The Primary Concern: The Wellness of NHL Players
At this point, because the story is so close to the Maple Leafs, the team I cover and have come to know for two seasons, my first reaction is to think like a father and a grandfather. I have to first consider the human and medical issues involved.
The impact that this announcement will have on the NHL’s plans for reopening the season simply isn’t the most important news. COVID-19 is first a health issue, and the recovery of Matthews and all other NHL players and staff is the most pressing problem. That part is not complex.
COVID-19 can be deadly, and people we know have it. Because these people are NHL players and staff makes it more personal for all NHL fans. And, perhaps it’s a good thing that we think about the health impacts of COVID-19 more personally.
Maple Leafs fans who have followed what team members have been doing during the suspension of NHL games since March 12 know that goalie Frederik Andersen has been holed-up with Matthews in Arizona. Although the report also noted that members of the Arizona Coyotes had tested positive for COVID-19, the word on Andersen — who was sharing Matthews’ Arizona home — is that he tested negative and obviously is no longer staying there.
Our first concern is Matthews’ recovery. Maple Leafs fans everywhere hope he receives the medical treatment he needs to recover, because as strong and healthy as he is, recovery isn’t always a given with this disease. I have been able to find no information about what he is doing as he recovers or whether he’s at home or in a Phoenix hospital.
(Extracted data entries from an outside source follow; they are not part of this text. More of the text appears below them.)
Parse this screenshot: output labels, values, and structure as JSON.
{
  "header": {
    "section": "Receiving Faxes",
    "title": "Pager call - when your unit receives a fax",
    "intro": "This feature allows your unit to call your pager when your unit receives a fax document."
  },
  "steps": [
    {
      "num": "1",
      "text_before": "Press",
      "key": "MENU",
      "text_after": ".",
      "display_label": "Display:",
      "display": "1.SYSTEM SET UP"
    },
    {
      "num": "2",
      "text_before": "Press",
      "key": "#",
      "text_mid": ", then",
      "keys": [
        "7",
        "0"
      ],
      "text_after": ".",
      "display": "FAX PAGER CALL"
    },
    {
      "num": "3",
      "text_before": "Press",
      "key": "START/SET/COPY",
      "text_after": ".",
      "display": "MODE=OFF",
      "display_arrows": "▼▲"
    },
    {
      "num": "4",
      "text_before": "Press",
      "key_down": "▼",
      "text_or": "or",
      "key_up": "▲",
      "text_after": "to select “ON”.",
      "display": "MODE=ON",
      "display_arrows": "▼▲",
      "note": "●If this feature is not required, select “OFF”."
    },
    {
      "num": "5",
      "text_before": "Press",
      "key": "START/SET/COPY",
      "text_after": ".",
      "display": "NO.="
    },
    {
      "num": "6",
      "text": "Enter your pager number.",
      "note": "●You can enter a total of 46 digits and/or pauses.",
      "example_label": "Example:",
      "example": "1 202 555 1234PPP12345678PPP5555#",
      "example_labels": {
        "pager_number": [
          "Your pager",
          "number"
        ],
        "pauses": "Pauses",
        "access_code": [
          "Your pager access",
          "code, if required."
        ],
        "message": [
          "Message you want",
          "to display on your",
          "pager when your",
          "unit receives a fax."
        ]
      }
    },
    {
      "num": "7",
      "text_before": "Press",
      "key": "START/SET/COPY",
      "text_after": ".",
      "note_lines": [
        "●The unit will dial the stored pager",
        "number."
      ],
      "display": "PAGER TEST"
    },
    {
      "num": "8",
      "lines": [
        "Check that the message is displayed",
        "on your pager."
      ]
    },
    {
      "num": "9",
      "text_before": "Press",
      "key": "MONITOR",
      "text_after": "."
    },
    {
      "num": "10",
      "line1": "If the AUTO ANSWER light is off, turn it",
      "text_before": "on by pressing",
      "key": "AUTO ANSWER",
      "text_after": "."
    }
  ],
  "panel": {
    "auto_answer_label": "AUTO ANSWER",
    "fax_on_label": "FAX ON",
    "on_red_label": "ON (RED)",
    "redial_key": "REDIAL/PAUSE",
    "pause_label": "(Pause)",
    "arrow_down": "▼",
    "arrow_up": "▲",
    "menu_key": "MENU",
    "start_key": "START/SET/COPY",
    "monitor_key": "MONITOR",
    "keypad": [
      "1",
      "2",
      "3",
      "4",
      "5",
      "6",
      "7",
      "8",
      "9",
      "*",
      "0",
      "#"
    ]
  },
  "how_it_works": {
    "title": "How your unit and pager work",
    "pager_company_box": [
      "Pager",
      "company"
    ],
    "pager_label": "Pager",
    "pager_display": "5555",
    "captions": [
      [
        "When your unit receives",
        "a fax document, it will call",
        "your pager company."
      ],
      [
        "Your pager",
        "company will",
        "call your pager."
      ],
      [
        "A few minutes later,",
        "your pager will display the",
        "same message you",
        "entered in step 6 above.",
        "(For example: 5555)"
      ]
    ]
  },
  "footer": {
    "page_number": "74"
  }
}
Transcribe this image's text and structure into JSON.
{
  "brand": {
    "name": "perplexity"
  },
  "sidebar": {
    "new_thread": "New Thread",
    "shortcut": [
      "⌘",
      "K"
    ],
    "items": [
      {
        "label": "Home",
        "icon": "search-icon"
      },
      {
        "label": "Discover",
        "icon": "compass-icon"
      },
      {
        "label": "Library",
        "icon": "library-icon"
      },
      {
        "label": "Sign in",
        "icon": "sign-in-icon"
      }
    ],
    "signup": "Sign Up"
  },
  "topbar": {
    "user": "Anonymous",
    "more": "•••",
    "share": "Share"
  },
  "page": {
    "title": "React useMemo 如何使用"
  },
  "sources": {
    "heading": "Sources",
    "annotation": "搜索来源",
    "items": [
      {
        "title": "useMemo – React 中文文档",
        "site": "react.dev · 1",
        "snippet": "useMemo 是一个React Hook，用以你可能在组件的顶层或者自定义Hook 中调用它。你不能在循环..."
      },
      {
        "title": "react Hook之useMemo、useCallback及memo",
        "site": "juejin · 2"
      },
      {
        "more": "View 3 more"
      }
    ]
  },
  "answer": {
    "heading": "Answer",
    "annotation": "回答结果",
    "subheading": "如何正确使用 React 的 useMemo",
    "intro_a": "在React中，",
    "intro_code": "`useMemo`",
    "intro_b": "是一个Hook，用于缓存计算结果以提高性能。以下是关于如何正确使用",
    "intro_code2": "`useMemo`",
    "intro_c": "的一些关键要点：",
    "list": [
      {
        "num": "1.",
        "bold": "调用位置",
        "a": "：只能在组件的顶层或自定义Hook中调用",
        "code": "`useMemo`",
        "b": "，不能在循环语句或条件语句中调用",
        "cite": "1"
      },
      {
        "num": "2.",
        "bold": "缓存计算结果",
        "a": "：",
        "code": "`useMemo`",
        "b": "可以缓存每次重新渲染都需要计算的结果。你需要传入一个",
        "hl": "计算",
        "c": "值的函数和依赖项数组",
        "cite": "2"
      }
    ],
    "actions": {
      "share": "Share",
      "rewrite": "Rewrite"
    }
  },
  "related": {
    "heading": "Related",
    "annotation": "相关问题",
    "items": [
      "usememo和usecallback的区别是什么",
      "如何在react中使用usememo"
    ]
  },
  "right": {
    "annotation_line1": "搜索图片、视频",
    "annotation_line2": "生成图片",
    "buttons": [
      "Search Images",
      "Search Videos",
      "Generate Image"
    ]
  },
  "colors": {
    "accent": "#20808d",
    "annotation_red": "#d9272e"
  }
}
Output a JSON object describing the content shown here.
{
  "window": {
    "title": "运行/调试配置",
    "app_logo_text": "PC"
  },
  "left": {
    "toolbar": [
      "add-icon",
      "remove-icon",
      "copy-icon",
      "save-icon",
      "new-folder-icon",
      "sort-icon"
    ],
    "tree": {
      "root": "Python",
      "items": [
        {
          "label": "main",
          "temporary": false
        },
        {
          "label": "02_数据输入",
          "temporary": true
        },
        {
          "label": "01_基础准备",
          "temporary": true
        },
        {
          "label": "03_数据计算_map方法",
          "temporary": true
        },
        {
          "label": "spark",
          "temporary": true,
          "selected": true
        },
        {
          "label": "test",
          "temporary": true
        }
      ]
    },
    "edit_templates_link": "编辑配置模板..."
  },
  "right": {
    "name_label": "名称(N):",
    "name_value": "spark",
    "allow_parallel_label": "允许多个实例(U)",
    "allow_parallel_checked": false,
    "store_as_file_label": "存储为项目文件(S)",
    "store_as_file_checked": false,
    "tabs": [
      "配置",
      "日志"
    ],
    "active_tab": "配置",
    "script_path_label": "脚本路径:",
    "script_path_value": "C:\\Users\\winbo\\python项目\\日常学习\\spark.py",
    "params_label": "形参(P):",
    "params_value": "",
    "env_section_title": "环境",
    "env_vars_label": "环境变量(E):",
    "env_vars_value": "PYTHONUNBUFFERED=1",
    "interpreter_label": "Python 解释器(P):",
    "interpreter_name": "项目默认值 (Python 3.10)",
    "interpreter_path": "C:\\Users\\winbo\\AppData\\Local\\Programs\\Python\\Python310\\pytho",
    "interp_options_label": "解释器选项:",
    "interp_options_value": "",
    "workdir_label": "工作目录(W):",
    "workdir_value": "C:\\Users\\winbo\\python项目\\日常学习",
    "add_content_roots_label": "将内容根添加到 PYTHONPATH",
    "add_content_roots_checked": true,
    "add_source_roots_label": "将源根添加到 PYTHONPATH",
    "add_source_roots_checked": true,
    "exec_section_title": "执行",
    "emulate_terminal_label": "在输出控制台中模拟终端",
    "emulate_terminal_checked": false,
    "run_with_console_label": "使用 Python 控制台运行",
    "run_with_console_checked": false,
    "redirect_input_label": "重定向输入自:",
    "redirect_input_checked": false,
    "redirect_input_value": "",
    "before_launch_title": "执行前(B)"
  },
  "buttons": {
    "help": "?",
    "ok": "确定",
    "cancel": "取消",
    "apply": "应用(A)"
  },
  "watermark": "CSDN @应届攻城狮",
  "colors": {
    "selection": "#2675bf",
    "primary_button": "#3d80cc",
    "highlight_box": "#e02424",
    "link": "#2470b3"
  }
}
The Secondary Concern: The NHL’s Plans to Re-Open the Season
The secondary issue yesterday’s news brought to all hockey fans is the realization that COVID-19 is not primarily a sports issue about lost revenue – either by the players or the league. An increased number of COVID-19 infections shifts the conversation about the NHL’s plans to restart more toward the medical questions (the health of players) than the revenue questions (the wealth of players). We suddenly have new information to consider.
Insofar as I understand it, Matthews’ infection came because he was in proximity with a group of NHL hockey players in the Phoenix area who had begun to engage Phase 2 of the NHL’s re-start plan. As noted, Coyotes players were also infected. Matthews and Andersen had successfully self-quarantined for months prior to the Phase 2 activities. The problem is broader than just in Phoenix.
We now have findings from two recent Phase 2 situations that provide new information. A similar incident also happened in the Tampa Bay area in Florida earlier in the week and Lightning players were infected. From what I read, in none of these cases were the players at fault. They were doing exactly what they were supposed to do. That is, they were following the NHL’s Phase 2 plan.
Is It Time to Stop and Consider New Evidence?
Given what we have learned about the health risks involved with the planned Phase 2 of the NHL restart, is it time for the league to stop in its tracks and take some time to figure this out? If nothing else, yesterday’s reports of COVID-19 infections seem to make discussions about the NHL’s continuing plan for this season’s resumption of play absolutely necessary. Obviously, the reports of infection raise new problems that must be resolved before any re-opening.
These reports also raise questions once again about allowing people from other countries such as the United States — where COVID-19 is more out of control — into Canada. The number of new COVID-19 cases reported each day in states like Arizona and Florida that are “opening up” is alarming.
Specifically, in Florida today, the state recorded 4,049 new COVID-19 cases. That was the state’s highest single-day increase ever. In those states, there’s no quarantine protocol enforcement in place and players from these states would be entering Canada to train with their teams.
On Thursday, according to a CBC News report, the federal government moved to help one of three Canadian markets (Vancouver, Edmonton or Toronto) become hub cities for the NHL’s resumption of play. Specifically, a federal official reported that the government issued an order in council that would allow one of those cities to serve as one of the NHL’s two hub cities during the COVID-19 pandemic.
Will that option remain open in light of the recent reports? Canadians will see how the Governor-General of Canada, who recently worked with the NHL on a “cohort quarantine” that allowed league members to bypass the 14-day quarantine upon entering Canada, might respond to this new information.
Where Are We Now?
In all this conversation, the central fact is that the COVID-19 pandemic is about more than sports, and people are losing loved ones. I believe the first priority is the recovery of those who have contracted COVID-19. The second priority is working to ensure that people remain healthy and avoid situations where they, too, might become infected.
In the light of new reports about COVID-19 infections during NHL-sanctioned Phase 2 activities, plans to adjust the NHL’s re-opening of the season seem so much less important. Stopping to assess where we are is simply what intelligent people do when they gain more information.